Il nome dello sfortunato era Pietro Domenico Trigona. Rimasto orfano, ebbe come tutore il nonno materno, Pietro Paternò Castello, un personaggio risoluto. In veste di tutore del nipote, il Paternò Castello – a suo dire – spese oltre 6000 onze per la ricostruzione di Misterbianco (questa è una cosa interessante: ecco chi pagò!) e per affrontare la lite contro il Senato di Catania. Tramite il nonnino e tramite le intercessioni del figlio di quest’ultimo – Carlo Paternò Castello, personaggio ben introdotto a Corte – da Madrid il re Carlo II concesse il titolo di duca di Misterbianco, dietro compenso di 600 onze, al giovane Pietro Domenico Trigona. Era il 24 giugno 1685.

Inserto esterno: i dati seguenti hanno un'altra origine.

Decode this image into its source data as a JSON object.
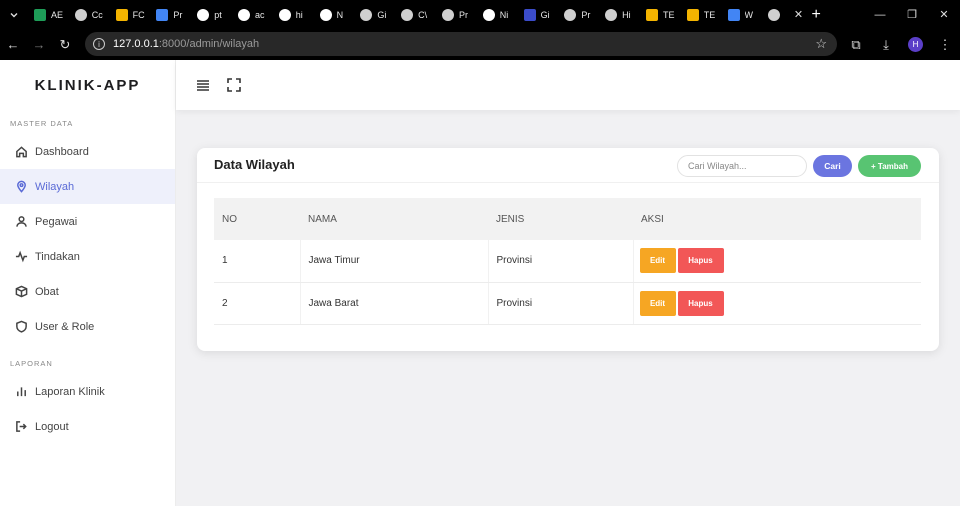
{
  "browser": {
    "tabs": [
      {
        "title": "AE",
        "icon": "sheets-icon",
        "color": "#1e9d58"
      },
      {
        "title": "Cc",
        "icon": "globe-icon",
        "color": "#cfcfcf"
      },
      {
        "title": "FC",
        "icon": "drive-icon",
        "color": "#f4b400"
      },
      {
        "title": "Pr",
        "icon": "docs-icon",
        "color": "#4285f4"
      },
      {
        "title": "pt",
        "icon": "google-icon",
        "color": "#ffffff"
      },
      {
        "title": "ac",
        "icon": "google-icon",
        "color": "#ffffff"
      },
      {
        "title": "hi",
        "icon": "github-icon",
        "color": "#ffffff"
      },
      {
        "title": "N",
        "icon": "google-icon",
        "color": "#ffffff"
      },
      {
        "title": "Gi",
        "icon": "globe-icon",
        "color": "#cfcfcf"
      },
      {
        "title": "C\\",
        "icon": "globe-icon",
        "color": "#cfcfcf"
      },
      {
        "title": "Pr",
        "icon": "globe-icon",
        "color": "#cfcfcf"
      },
      {
        "title": "Ni",
        "icon": "github-icon",
        "color": "#ffffff"
      },
      {
        "title": "Gi",
        "icon": "app-icon",
        "color": "#3b4cca"
      },
      {
        "title": "Pr",
        "icon": "globe-icon",
        "color": "#cfcfcf"
      },
      {
        "title": "Hi",
        "icon": "globe-icon",
        "color": "#cfcfcf"
      },
      {
        "title": "TE",
        "icon": "drive-icon",
        "color": "#f4b400"
      },
      {
        "title": "TE",
        "icon": "drive-icon",
        "color": "#f4b400"
      },
      {
        "title": "W",
        "icon": "docs-icon",
        "color": "#4285f4"
      },
      {
        "title": "",
        "icon": "globe-icon",
        "color": "#cfcfcf",
        "active": true
      }
    ],
    "url_host": "127.0.0.1",
    "url_path": ":8000/admin/wilayah",
    "profile_initial": "H"
  },
  "sidebar": {
    "brand": "KLINIK-APP",
    "section_master": "MASTER DATA",
    "items": [
      {
        "label": "Dashboard",
        "icon": "home-icon"
      },
      {
        "label": "Wilayah",
        "icon": "map-pin-icon",
        "active": true
      },
      {
        "label": "Pegawai",
        "icon": "user-icon"
      },
      {
        "label": "Tindakan",
        "icon": "activity-icon"
      },
      {
        "label": "Obat",
        "icon": "box-icon"
      },
      {
        "label": "User & Role",
        "icon": "shield-icon"
      }
    ],
    "section_report": "LAPORAN",
    "report_items": [
      {
        "label": "Laporan Klinik",
        "icon": "bar-chart-icon"
      },
      {
        "label": "Logout",
        "icon": "logout-icon"
      }
    ]
  },
  "main": {
    "card_title": "Data Wilayah",
    "search_placeholder": "Cari Wilayah...",
    "search_button": "Cari",
    "add_button": "+ Tambah",
    "columns": [
      "NO",
      "NAMA",
      "JENIS",
      "AKSI"
    ],
    "rows": [
      {
        "no": "1",
        "nama": "Jawa Timur",
        "jenis": "Provinsi"
      },
      {
        "no": "2",
        "nama": "Jawa Barat",
        "jenis": "Provinsi"
      }
    ],
    "edit_label": "Edit",
    "delete_label": "Hapus"
  }
}
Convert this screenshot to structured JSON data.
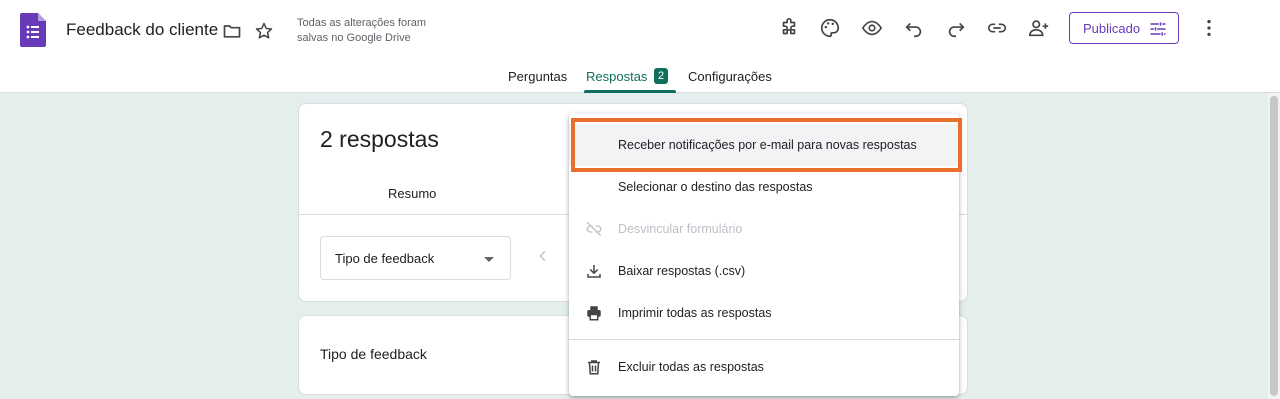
{
  "header": {
    "title": "Feedback do cliente",
    "save_status_line1": "Todas as alterações foram",
    "save_status_line2": "salvas no Google Drive",
    "publish_label": "Publicado",
    "icons": [
      "puzzle-icon",
      "palette-icon",
      "eye-icon",
      "undo-icon",
      "redo-icon",
      "link-icon",
      "add-person-icon",
      "more-vert-icon"
    ]
  },
  "tabs": [
    {
      "label": "Perguntas",
      "active": false
    },
    {
      "label": "Respostas",
      "active": true,
      "badge": "2"
    },
    {
      "label": "Configurações",
      "active": false
    }
  ],
  "responses_card": {
    "count_label": "2 respostas",
    "sub_tab": "Resumo",
    "select_value": "Tipo de feedback"
  },
  "question_card": {
    "title": "Tipo de feedback"
  },
  "menu": {
    "items": [
      {
        "label": "Receber notificações por e-mail para novas respostas",
        "icon": "none",
        "disabled": false
      },
      {
        "label": "Selecionar o destino das respostas",
        "icon": "none",
        "disabled": false
      },
      {
        "label": "Desvincular formulário",
        "icon": "link-off-icon",
        "disabled": true
      },
      {
        "label": "Baixar respostas (.csv)",
        "icon": "download-icon",
        "disabled": false
      },
      {
        "label": "Imprimir todas as respostas",
        "icon": "print-icon",
        "disabled": false
      },
      {
        "label": "Excluir todas as respostas",
        "icon": "trash-icon",
        "disabled": false
      }
    ]
  },
  "colors": {
    "accent": "#0f6e5e",
    "brand": "#673ab7",
    "highlight": "#e8702a",
    "background": "#e4efed"
  }
}
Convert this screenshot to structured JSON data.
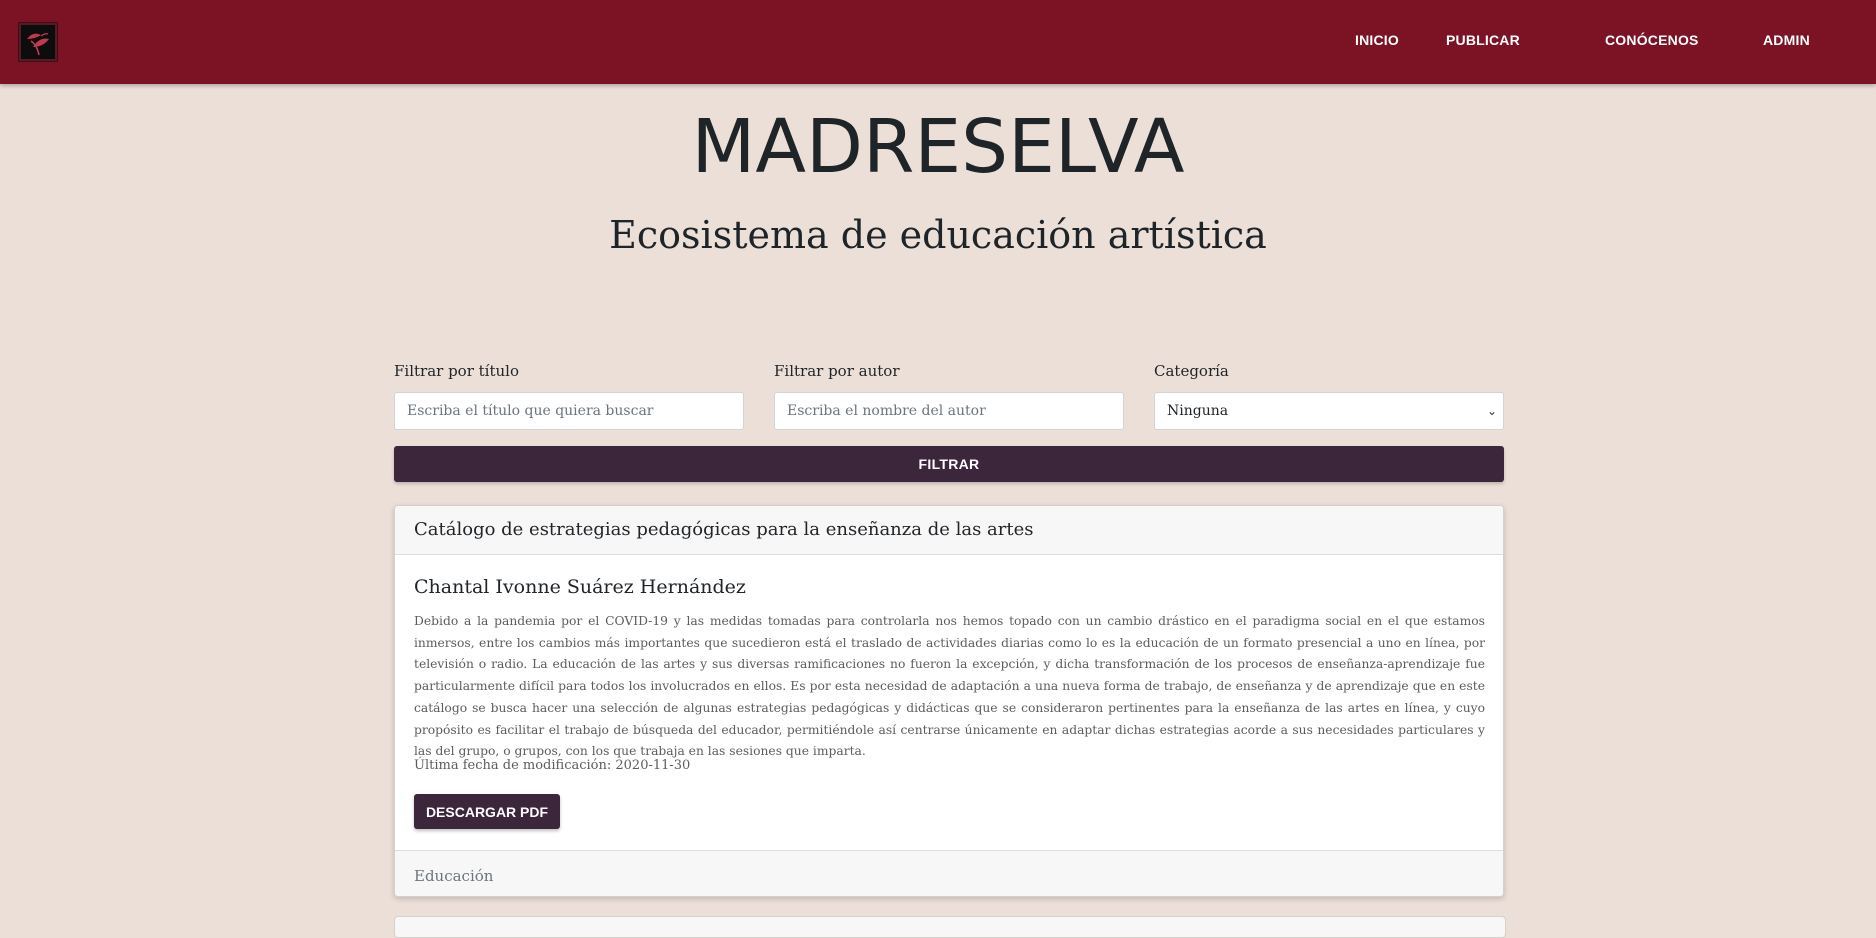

Il primo duca di Misterbianco, come abbiamo già ricordato, perì sotto le macerie del terremoto del 1693. Suo nonno materno gli sopravvisse e tentò di ottenere per sè il ducato di Misterbianco; e ci riuscì pure: infatti, Pietro Paternò Castello è definito nel 1694 “duca di Misterbianco e barone di San Cono” ( “don Petri Paternò Et Castello ducis Monasterj Albi et baro Sancti Coni”). Le cose però cambiarono negli anni seguenti e i Trigona riebbero il titolo ducale.